TextNow

Site Reliability Engineer

TextNow • CA
Remote
We believe communication belongs to everyone. We exist to democratize phone service.  TextNow is evolving the way the world connects and that's because we're made up of people with curious minds who bring an optimistic, yet critical lens into the work we do.   We're the largest provider of free phone service in the nation. And we're just getting started.

Join us in our mission to break down barriers to communication and free the flow of conversation for people everywhere.

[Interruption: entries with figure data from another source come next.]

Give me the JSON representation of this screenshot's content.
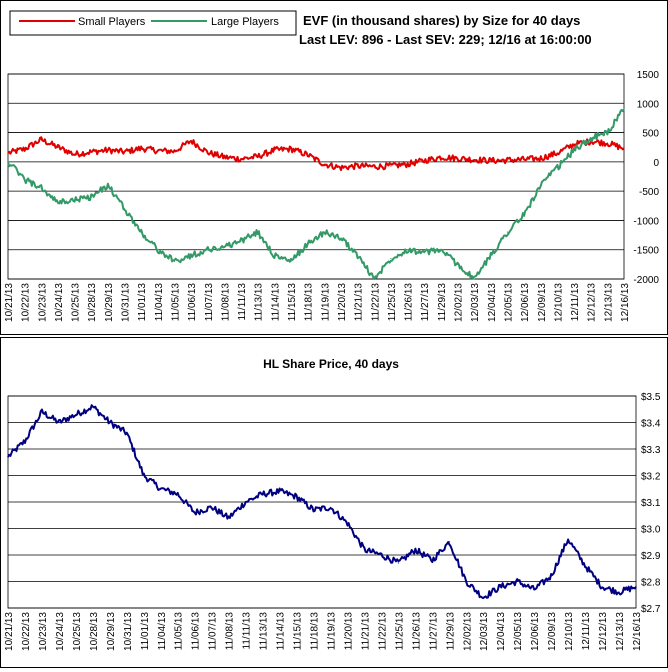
{
  "chart_data": [
    {
      "type": "line",
      "title_line1": "EVF (in thousand shares) by Size for 40 days",
      "title_line2": "Last LEV: 896 - Last SEV: 229; 12/16 at 16:00:00",
      "legend": [
        "Small Players",
        "Large Players"
      ],
      "legend_position": "top-left",
      "ylim": [
        -2000,
        1500
      ],
      "yticks": [
        "1500",
        "1000",
        "500",
        "0",
        "-500",
        "-1000",
        "-1500",
        "-2000"
      ],
      "ytick_values": [
        1500,
        1000,
        500,
        0,
        -500,
        -1000,
        -1500,
        -2000
      ],
      "grid": true,
      "categories": [
        "10/21/13",
        "10/22/13",
        "10/23/13",
        "10/24/13",
        "10/25/13",
        "10/28/13",
        "10/29/13",
        "10/31/13",
        "11/01/13",
        "11/04/13",
        "11/05/13",
        "11/06/13",
        "11/07/13",
        "11/08/13",
        "11/11/13",
        "11/13/13",
        "11/14/13",
        "11/15/13",
        "11/18/13",
        "11/19/13",
        "11/20/13",
        "11/21/13",
        "11/22/13",
        "11/25/13",
        "11/26/13",
        "11/27/13",
        "11/29/13",
        "12/02/13",
        "12/03/13",
        "12/04/13",
        "12/05/13",
        "12/06/13",
        "12/09/13",
        "12/10/13",
        "12/11/13",
        "12/12/13",
        "12/13/13",
        "12/16/13"
      ],
      "series": [
        {
          "name": "Small Players",
          "color": "#e00000",
          "values": [
            150,
            220,
            380,
            250,
            130,
            170,
            200,
            170,
            230,
            190,
            180,
            360,
            160,
            80,
            50,
            90,
            200,
            220,
            120,
            -40,
            -100,
            -70,
            -80,
            -70,
            -40,
            20,
            80,
            60,
            40,
            20,
            30,
            40,
            60,
            150,
            300,
            350,
            320,
            229
          ]
        },
        {
          "name": "Large Players",
          "color": "#339966",
          "values": [
            0,
            -300,
            -450,
            -700,
            -650,
            -600,
            -400,
            -800,
            -1200,
            -1500,
            -1700,
            -1600,
            -1500,
            -1450,
            -1350,
            -1200,
            -1600,
            -1700,
            -1400,
            -1200,
            -1300,
            -1600,
            -2000,
            -1650,
            -1500,
            -1550,
            -1500,
            -1750,
            -2000,
            -1600,
            -1200,
            -900,
            -400,
            -100,
            200,
            400,
            500,
            896
          ]
        }
      ]
    },
    {
      "type": "line",
      "title": "HL Share Price, 40 days",
      "ylim": [
        2.7,
        3.5
      ],
      "yticks": [
        "$3.5",
        "$3.4",
        "$3.3",
        "$3.2",
        "$3.1",
        "$3.0",
        "$2.9",
        "$2.8",
        "$2.7"
      ],
      "ytick_values": [
        3.5,
        3.4,
        3.3,
        3.2,
        3.1,
        3.0,
        2.9,
        2.8,
        2.7
      ],
      "grid": true,
      "categories": [
        "10/21/13",
        "10/22/13",
        "10/23/13",
        "10/24/13",
        "10/25/13",
        "10/28/13",
        "10/29/13",
        "10/31/13",
        "11/01/13",
        "11/04/13",
        "11/05/13",
        "11/06/13",
        "11/07/13",
        "11/08/13",
        "11/11/13",
        "11/13/13",
        "11/14/13",
        "11/15/13",
        "11/18/13",
        "11/19/13",
        "11/20/13",
        "11/21/13",
        "11/22/13",
        "11/25/13",
        "11/26/13",
        "11/27/13",
        "11/29/13",
        "12/02/13",
        "12/03/13",
        "12/04/13",
        "12/05/13",
        "12/06/13",
        "12/09/13",
        "12/10/13",
        "12/11/13",
        "12/12/13",
        "12/13/13",
        "12/16/13"
      ],
      "series": [
        {
          "name": "HL",
          "color": "#000080",
          "values": [
            3.27,
            3.33,
            3.44,
            3.4,
            3.43,
            3.46,
            3.4,
            3.36,
            3.2,
            3.15,
            3.13,
            3.06,
            3.08,
            3.04,
            3.1,
            3.13,
            3.14,
            3.12,
            3.07,
            3.08,
            3.02,
            2.92,
            2.9,
            2.87,
            2.92,
            2.88,
            2.95,
            2.8,
            2.74,
            2.78,
            2.8,
            2.77,
            2.82,
            2.96,
            2.86,
            2.78,
            2.76,
            2.78
          ]
        }
      ]
    }
  ]
}
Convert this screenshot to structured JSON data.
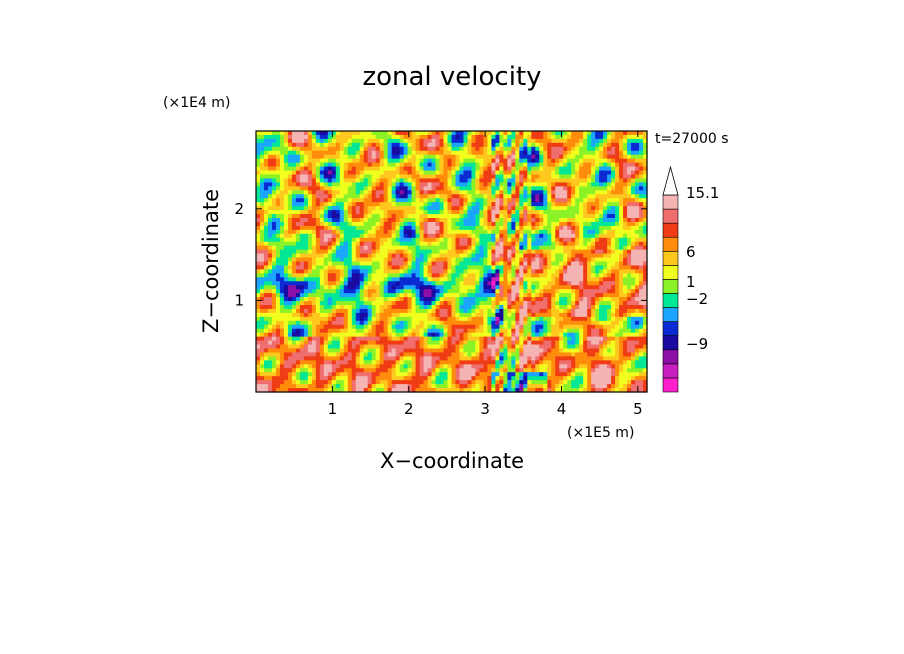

TextNow is looking for motivated Site Reliability Engineer to own infrastructure, monitoring, logging, ci/cd, reliability and everything in between!

What You'll Do

  • Ensure System Reliability: Design, build, and maintain scalable, resilient, and highly available systems to support TextNow’s infrastructure and services.
  • Automation & Infrastructure as Code: Develop and maintain automation using Terraform, Ansible, and other tools to enable efficient deployment, scaling, and operations of cloud-based systems (AWS preferred).
  • Incident Response & On-Call Support: Participate in an on-call rotation, troubleshoot issues, and drive incident resolution to minimize downtime and improve system performance. Conduct post-mortems and implement corrective actions to enhance reliability.
  • Performance Monitoring & Optimization: Implement and improve observability tools, logging, and monitoring solutions to identify and mitigate potential system issues proactively.
  • Collaboration & Cross-Team Engagement: Work closely with software engineers, DevOps, and product teams to align technical efforts with business objectives and improve system reliability from development to production.
  • Continuous Improvement: Identify areas for improvement in architecture, automation, and operational practices. Contribute to the design and implementation of new SRE best practices.
  • You'll be a great fit if you have:

  • Experienced in SRE/DevOps: You have 5+ years of experience in an operationally focused role, such as SRE, DevOps, or Infrastructure Engineering, with a deep understanding of reliability, scalability, and performance optimization.
  • Proficient with Key Technologies: Hands-on experience with AWS, GitHub, Terraform, Ansible, or similar tools to build and manage cloud infrastructure efficiently.
  • Incident Management Expert: You are comfortable handling production incidents, analyzing root causes, and implementing long-term fixes to prevent recurrence.
  • Automation & Observability Focused: Passionate about reducing toil through scripting and automation while ensuring robust observability using logging, metrics, and monitoring tools.
  • Collaborative & Impact-Driven: You enjoy working cross-functionally with engineers, product teams, and leadership to drive meaningful improvements to system reliability.